落ちてきた缶コーヒーを手にしながら、昨日本部へ呼ばれた時のことを思い出してた。


人事部長は、俺を「新年度にオープンする予定の店の店長に任命したい…」と言った。


「君の仕事ぶりは佐々木君から聞いてるよ。今時には珍しく「上へ上っていこう…」という気構えがあるそうじゃないか。

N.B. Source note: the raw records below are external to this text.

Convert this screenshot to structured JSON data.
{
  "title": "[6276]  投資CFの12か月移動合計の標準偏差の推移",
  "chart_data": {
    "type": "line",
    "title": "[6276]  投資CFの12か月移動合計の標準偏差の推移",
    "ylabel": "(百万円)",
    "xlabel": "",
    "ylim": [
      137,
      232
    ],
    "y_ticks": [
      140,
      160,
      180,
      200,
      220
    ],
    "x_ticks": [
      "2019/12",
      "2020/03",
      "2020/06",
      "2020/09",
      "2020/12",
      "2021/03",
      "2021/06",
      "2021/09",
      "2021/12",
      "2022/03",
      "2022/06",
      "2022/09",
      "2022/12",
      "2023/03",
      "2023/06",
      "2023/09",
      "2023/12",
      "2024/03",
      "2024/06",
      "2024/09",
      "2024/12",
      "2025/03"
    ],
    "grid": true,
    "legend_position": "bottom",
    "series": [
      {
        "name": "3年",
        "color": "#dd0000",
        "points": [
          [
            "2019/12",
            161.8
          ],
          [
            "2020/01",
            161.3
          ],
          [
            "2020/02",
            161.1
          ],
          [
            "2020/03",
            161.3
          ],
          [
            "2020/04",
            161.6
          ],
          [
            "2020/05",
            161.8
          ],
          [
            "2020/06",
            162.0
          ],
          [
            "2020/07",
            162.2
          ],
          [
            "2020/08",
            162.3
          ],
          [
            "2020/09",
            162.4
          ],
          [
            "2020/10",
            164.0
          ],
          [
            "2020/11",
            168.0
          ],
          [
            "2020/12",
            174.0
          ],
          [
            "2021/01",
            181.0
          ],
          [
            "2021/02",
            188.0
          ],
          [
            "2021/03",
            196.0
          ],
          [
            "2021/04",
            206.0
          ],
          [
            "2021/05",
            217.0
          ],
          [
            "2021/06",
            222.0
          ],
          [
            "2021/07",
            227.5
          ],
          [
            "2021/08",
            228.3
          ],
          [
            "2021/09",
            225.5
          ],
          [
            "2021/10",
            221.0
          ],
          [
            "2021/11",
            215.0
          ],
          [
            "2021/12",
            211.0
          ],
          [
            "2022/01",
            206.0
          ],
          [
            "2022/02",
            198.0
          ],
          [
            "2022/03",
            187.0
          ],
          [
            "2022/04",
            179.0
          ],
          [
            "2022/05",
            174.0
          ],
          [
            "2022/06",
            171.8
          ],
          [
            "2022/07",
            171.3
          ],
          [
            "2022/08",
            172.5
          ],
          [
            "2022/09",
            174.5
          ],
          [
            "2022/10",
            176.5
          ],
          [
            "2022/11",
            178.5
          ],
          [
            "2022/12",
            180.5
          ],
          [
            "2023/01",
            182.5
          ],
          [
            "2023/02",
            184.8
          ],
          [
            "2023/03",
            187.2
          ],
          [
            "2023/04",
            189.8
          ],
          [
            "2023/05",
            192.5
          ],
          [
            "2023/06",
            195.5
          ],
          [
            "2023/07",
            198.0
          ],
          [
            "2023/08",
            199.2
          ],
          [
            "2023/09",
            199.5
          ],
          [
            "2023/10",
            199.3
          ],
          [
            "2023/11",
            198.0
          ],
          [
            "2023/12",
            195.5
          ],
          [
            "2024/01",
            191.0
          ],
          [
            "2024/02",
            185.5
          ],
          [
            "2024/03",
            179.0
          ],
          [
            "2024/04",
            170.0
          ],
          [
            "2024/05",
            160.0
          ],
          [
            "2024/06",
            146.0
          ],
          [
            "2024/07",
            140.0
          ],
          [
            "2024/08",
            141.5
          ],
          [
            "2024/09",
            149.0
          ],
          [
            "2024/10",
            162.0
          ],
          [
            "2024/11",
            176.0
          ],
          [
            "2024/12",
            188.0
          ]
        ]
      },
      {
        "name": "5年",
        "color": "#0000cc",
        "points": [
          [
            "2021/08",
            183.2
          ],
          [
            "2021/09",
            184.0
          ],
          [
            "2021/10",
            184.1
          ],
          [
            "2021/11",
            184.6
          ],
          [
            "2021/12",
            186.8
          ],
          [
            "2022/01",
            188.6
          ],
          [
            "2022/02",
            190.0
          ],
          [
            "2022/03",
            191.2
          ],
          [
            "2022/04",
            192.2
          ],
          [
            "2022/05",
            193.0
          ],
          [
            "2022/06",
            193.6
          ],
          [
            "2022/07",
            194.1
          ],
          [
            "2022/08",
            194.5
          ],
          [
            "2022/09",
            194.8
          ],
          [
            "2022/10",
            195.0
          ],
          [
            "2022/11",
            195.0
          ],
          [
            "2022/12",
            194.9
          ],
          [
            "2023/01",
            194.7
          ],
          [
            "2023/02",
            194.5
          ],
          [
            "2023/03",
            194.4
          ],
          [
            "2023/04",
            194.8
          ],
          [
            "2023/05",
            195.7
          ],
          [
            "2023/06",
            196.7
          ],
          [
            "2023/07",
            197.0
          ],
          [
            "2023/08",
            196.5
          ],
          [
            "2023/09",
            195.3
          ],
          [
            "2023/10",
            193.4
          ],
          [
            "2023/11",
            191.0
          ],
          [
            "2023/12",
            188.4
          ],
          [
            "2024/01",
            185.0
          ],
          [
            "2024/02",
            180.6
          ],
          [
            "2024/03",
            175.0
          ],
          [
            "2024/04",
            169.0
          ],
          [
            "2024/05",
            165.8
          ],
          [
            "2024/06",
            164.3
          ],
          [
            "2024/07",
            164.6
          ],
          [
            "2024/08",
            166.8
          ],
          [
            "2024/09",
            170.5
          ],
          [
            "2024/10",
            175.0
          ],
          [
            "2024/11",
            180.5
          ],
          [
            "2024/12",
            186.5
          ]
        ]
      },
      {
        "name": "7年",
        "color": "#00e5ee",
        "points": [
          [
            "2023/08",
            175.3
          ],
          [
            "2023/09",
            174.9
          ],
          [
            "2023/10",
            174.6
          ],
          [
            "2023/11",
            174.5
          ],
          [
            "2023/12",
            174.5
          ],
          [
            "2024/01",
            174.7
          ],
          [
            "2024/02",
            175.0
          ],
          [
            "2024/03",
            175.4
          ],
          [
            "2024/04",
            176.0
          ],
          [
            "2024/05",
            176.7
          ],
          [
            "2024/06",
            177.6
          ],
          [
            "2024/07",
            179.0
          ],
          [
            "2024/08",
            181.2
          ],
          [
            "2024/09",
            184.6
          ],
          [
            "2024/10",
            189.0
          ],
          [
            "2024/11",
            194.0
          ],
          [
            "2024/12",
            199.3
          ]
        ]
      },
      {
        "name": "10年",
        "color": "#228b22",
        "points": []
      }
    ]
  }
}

君みたいにヤル気のある男性が少ないんだよ!是非店長になって、会社の為に貢献してくれ給え!」


信じられないような申し出に面食らった。
佐々木さんがそんなふうに俺を評価してるとは思ってもいなかった…。


ーー確かに飲み屋で愚痴ったことはあった。
元カノと別れた頃で、企業のリーマンと比べられたのが腹立たしくて。


『いつかトップになって、見返してやる!』


ヤケ酒煽りながら叫んだ。
店長は俺を宥めながらも、「そうだ!頑張れっ!」って励ましてくれたんだ。


……思えば、あの立ち飲みバーで飲んだ日だったな。

あの日は深酒をし過ぎてて、ひょっとしたら紹介されてたお兄さんのことも覚えてなかっただけなのかもしれない。


あの店で菅野に「恋愛しないか?」と持ちかけた。
「恋を教えてやる」と言ったのに、まだ何も教えてねぇ。

気持ちを伝え合うだけでは恋愛は成立しない。
いろんな感情を抱きすくめて、一緒に進んでいかねーとーーー。



(菅野は、俺とそうありたいと思ってんのかな……)


何かっちゃ逃げてばかりいるよな。
寄ってきたかと思うと、するり…と背中を向けられる。